Dopo il problema del metodo deve essere affrontato il problema dell’azione, ossia della prassi e Turco pone dei quesiti: «La prassi costituisce un criterio, oppure richiede (necessariamente) un criterio? Esiste una prassi neutrale rispetto ai valori?
Oppure essa è intimamente congrua o incongrua rispetto ai fini? Il primato spetta alla prassi oppure alla teoresi?».
Il razionalismo moderno presuppone l’atto del cogitare
indipendentemente dal suo contenuto. In tal senso da Cartesio ad Hegel (fino al
pragmatismo contemporaneo) il pensiero si identifica con la sua attività.
L’essere ne costituisce un risultato e non il fondamento. La realtà si muta in
effettualità, ovvero in complesso di effetti dell’attività. Questa, nella
«corsa alla coerenza» dell’immanentismo moderno, diviene l’attività del tutto
(degli effetti), che si identifica con il nulla (delle determinazioni).
«Esemplarmente, per Berkeley l’essere delle cose deriva
dall’attività del soggetto percipiente: esse est percipi. Per Kant
è attraverso l’attività del conoscente che si costituisce il conosciuto, in
quanto fenomeno. Per Hegel, l’Assoluto è soggetto e non è sostanza: si
identifica con il suo divenire, ovvero con la sua attività dialettica».
Il primato della prassi, affermato dal marxismo, ed il
primato della libertà teorizzato dall’esistenzialismo e dal personalismo
costituiscono le coerenti conseguenze delle premesse del razionalismo moderno.
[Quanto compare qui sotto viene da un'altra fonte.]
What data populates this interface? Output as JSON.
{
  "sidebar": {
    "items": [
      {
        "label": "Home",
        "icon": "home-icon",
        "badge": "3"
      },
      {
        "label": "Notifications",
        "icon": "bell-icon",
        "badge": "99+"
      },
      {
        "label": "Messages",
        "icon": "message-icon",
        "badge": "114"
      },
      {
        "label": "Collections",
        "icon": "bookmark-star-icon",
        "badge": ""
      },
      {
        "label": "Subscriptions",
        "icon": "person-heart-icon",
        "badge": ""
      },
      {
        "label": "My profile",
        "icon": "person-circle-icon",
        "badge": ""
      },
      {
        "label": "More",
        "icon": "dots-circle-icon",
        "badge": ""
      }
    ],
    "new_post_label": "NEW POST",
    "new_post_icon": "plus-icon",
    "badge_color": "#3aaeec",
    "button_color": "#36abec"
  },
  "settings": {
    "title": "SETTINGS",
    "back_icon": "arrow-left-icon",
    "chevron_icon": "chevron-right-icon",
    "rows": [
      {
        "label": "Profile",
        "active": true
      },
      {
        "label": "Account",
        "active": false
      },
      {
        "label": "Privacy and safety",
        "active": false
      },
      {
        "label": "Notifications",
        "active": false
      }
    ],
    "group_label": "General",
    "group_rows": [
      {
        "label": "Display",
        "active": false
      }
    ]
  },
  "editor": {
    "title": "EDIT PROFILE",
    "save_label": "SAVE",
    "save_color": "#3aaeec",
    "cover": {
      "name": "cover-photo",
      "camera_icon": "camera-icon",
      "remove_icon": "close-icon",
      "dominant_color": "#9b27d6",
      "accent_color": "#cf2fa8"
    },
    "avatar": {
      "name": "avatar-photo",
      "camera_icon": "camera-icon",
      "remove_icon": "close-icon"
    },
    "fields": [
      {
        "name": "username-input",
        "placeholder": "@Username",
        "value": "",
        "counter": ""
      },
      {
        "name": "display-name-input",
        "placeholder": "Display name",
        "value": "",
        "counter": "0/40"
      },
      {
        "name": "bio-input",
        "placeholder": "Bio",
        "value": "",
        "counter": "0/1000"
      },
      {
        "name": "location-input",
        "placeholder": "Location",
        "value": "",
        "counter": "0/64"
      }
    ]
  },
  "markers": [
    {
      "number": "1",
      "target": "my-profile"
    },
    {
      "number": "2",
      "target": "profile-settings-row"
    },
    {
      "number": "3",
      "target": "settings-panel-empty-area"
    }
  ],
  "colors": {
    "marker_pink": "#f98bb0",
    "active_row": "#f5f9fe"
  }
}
Il primato della prassi è il primato dell’attività trasformatrice, del
produttivo e, quindi, dell’economico. È il primato dell’attività sulla realtà.
È il primato della libertà sulla verità. È il primato dell’efficacia sul
valore. Il primato della prassi risolve ogni cosa in un risultato attivo e fa
della prassi stessa una categoria autonoma, anzi la categoria delle categorie.
Ecco che «attivismo», «prassismo», «pastoralismo» vengono ad assumere nel
Vaticano II un’importanza di primo piano.
«L’immanentismo prassistico fa coincidere
contraddittoriamente mezzo e fine: nega la strumentalità della prassi per
identificarla con la sua stessa misura. Pone la verità in dipendenza della
prassi. Fa del valore un risultato della prassi. Fa dell’efficacia il criterio
della verità. Come è proprio di ogni forma di pragmatismo, che giudica la
verità dal successo, e non viceversa».
Nel pensiero classico, pensiero che si coniuga in ogni tempo
e ad ogni stagione, è la retta ragione ad essere misura dell’agire e non
viceversa. «Nulla dell’agire può essere sottratto alla valutazione del vero e
del bene. Non vi è alcuna forma di agire che sia autonoma rispetto al vero e al
bene, neppure quella professionale o quella pastorale».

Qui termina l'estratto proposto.